Cette manière de faire a, peu à peu, imprégné mon fonctionnement. Si pour mon travail personnel, j’ai la nécessité de sortir des murs, d’être dans le réel, je préserve cette douceur à l’intention du sujet que je photographie. J’aime partager ces instants T qui se déclinent comme autant de nuances dans une journée. Qu’il s’agisse de personnages ou de moments de nature, je préserve le fait de cueillir l’instant. Mon image est un écrin, elle recueille pour offrir. L’émotion réside là, dans la recherche des prises de vue, la volonté et le plaisir de fixer puis de révéler des images patiemment conquises. Les expositions longues permettent le rendu d’une lumière diffuse, évanescente. Il n’y a pas de mise en scène, mais le choix d’un angle du réel dans toute sa légèreté. L’image est une offrande, elle semble m’attendre pour que je la capte tranquillement. Je partage ainsi le bercement d’un instant avec le spectateur.

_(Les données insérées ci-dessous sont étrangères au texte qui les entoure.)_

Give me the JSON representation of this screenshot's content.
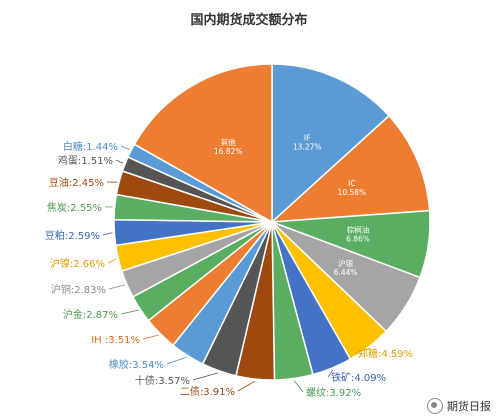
{
  "watermark": "期货日报",
  "chart_data": {
    "type": "pie",
    "title": "国内期货成交额分布",
    "slices": [
      {
        "name": "IF",
        "value": 13.27,
        "label": "13.27%",
        "color": "#5b9bd5",
        "inside": true
      },
      {
        "name": "IC",
        "value": 10.58,
        "label": "10.58%",
        "color": "#ed7d31",
        "inside": true
      },
      {
        "name": "棕榈油",
        "value": 6.86,
        "label": "6.86%",
        "color": "#5aae61",
        "inside": true
      },
      {
        "name": "沪银",
        "value": 6.44,
        "label": "6.44%",
        "color": "#a5a5a5",
        "inside": true
      },
      {
        "name": "郑糖",
        "value": 4.59,
        "label": "郑糖:4.59%",
        "color": "#ffc000",
        "inside": false,
        "labelColor": "#e0a000"
      },
      {
        "name": "铁矿",
        "value": 4.09,
        "label": "铁矿:4.09%",
        "color": "#4472c4",
        "inside": false,
        "labelColor": "#3a62b0"
      },
      {
        "name": "螺纹",
        "value": 3.92,
        "label": "螺纹:3.92%",
        "color": "#5aae61",
        "inside": false,
        "labelColor": "#4a9a50"
      },
      {
        "name": "二债",
        "value": 3.91,
        "label": "二债:3.91%",
        "color": "#9e4a0e",
        "inside": false,
        "labelColor": "#9e4a0e"
      },
      {
        "name": "十债",
        "value": 3.57,
        "label": "十债:3.57%",
        "color": "#555555",
        "inside": false,
        "labelColor": "#555555"
      },
      {
        "name": "橡胶",
        "value": 3.54,
        "label": "橡胶:3.54%",
        "color": "#5b9bd5",
        "inside": false,
        "labelColor": "#4a8ac4"
      },
      {
        "name": "IH",
        "value": 3.51,
        "label": "IH :3.51%",
        "color": "#ed7d31",
        "inside": false,
        "labelColor": "#e06c20"
      },
      {
        "name": "沪金",
        "value": 2.87,
        "label": "沪金:2.87%",
        "color": "#5aae61",
        "inside": false,
        "labelColor": "#4a9a50"
      },
      {
        "name": "沪铜",
        "value": 2.83,
        "label": "沪铜:2.83%",
        "color": "#a5a5a5",
        "inside": false,
        "labelColor": "#888888"
      },
      {
        "name": "沪镍",
        "value": 2.66,
        "label": "沪镍:2.66%",
        "color": "#ffc000",
        "inside": false,
        "labelColor": "#e0a000"
      },
      {
        "name": "豆粕",
        "value": 2.59,
        "label": "豆粕:2.59%",
        "color": "#4472c4",
        "inside": false,
        "labelColor": "#3a62b0"
      },
      {
        "name": "焦炭",
        "value": 2.55,
        "label": "焦炭:2.55%",
        "color": "#5aae61",
        "inside": false,
        "labelColor": "#4a9a50"
      },
      {
        "name": "豆油",
        "value": 2.45,
        "label": "豆油:2.45%",
        "color": "#9e4a0e",
        "inside": false,
        "labelColor": "#9e4a0e"
      },
      {
        "name": "鸡蛋",
        "value": 1.51,
        "label": "鸡蛋:1.51%",
        "color": "#555555",
        "inside": false,
        "labelColor": "#555555"
      },
      {
        "name": "白糖",
        "value": 1.44,
        "label": "白糖:1.44%",
        "color": "#5b9bd5",
        "inside": false,
        "labelColor": "#4a8ac4"
      },
      {
        "name": "其他",
        "value": 16.82,
        "label": "16.82%",
        "color": "#ed7d31",
        "inside": true
      }
    ]
  }
}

Je poursuis actuellement mon travail de recherche photographique à La Réunion et dans la zone océan indien où, par le biais de mes images, je cherche à transmettre ce qui perdure d’une tradition et d’une douceur de vivre.
_______________
La Pointe au sel
La Pointe au sel se situe dans l’ouest de l’île à Saint-Leu sur la route vers Saint Pierre. Ce
lieu-dit est à la sortie de la petite ville côtière à l’urbanisation expansive et disparate. Impasse au bout d’un chemin de terre, l’endroit singulier est à la fois accessible à tous et en même temps en retrait des circulations. La côte y est à l’opposé des lagons si proches. Elle est faite de verticalités abruptes à la merci des vagues avec cette roche volcanique sombre, hostile. Les salines toutes calmes, construites en 1942, sont là à quelques mètres du ressac si blanc. Une dizaine de bassins, toujours en fonctionnement, ode à l’horizontalité, ode aux transformations alanguies.
À de nombreuses reprises Jacques Kuyten a fréquenté cet endroit qui nous invite à une promenade apaisée, ralentie, observatrice. Il a trouvé là-bas un paysage qui impose son rythme. Et justement, son travail artistique se nourrit d’une position en retrait où prendre son temps est nécessaire. Sans doute parce qu’il porte son attention sur des détails discrets, des processus lents, des temps moins faciles d’accès. C’est une des fonctions du photographe de capturer, s’il le peut, une autre distance que la nôtre, une autre temporalité.
Les photographies prises à la Pointe au sel sont une immersion. Il n’est pas question de montrer le contexte, le paysage, les travailleurs du sel et leurs outils. Non, Jacques Kuyten a fait le choix radical d’un rapport essentiel, d’une vision concentrée. Nous sommes au plus près du processus en cours dans un entre-deux poétique. Avec un noir et blanc débordant de nuances et de finesses, l’eau, surface sensuelle, frileuse, se dissout pour devenir autre chose. Des formes uniques, abstraites sont là sous nos yeux et ouvrent nos imaginaires. Le photographe nous invite à modifier nos certitudes. Sans doute parce que des antagonismes sont visibles avec des combats silencieux entre le blanc et le noir, entre le liquide et le solide, entre la douceur et la dureté, la brèche et le plein.
Enfin, la série d’images vue dans son ensemble ne manque d’évoquer un mot clé de ce dernier travail de Jacques Kuyten : surface. Effectivement, c’est une évidence, si on prend le temps de les parcourir, ces images sensibles, si proches de l’eau et des cristaux, assument sans bruit un plaisir de la surface. Un mot qui fait écho à ce qu’est fondamentalement aussi une image photographique. Un mot qui ouvre des perspectives pour saisir la démarche singulière de cet artiste discret.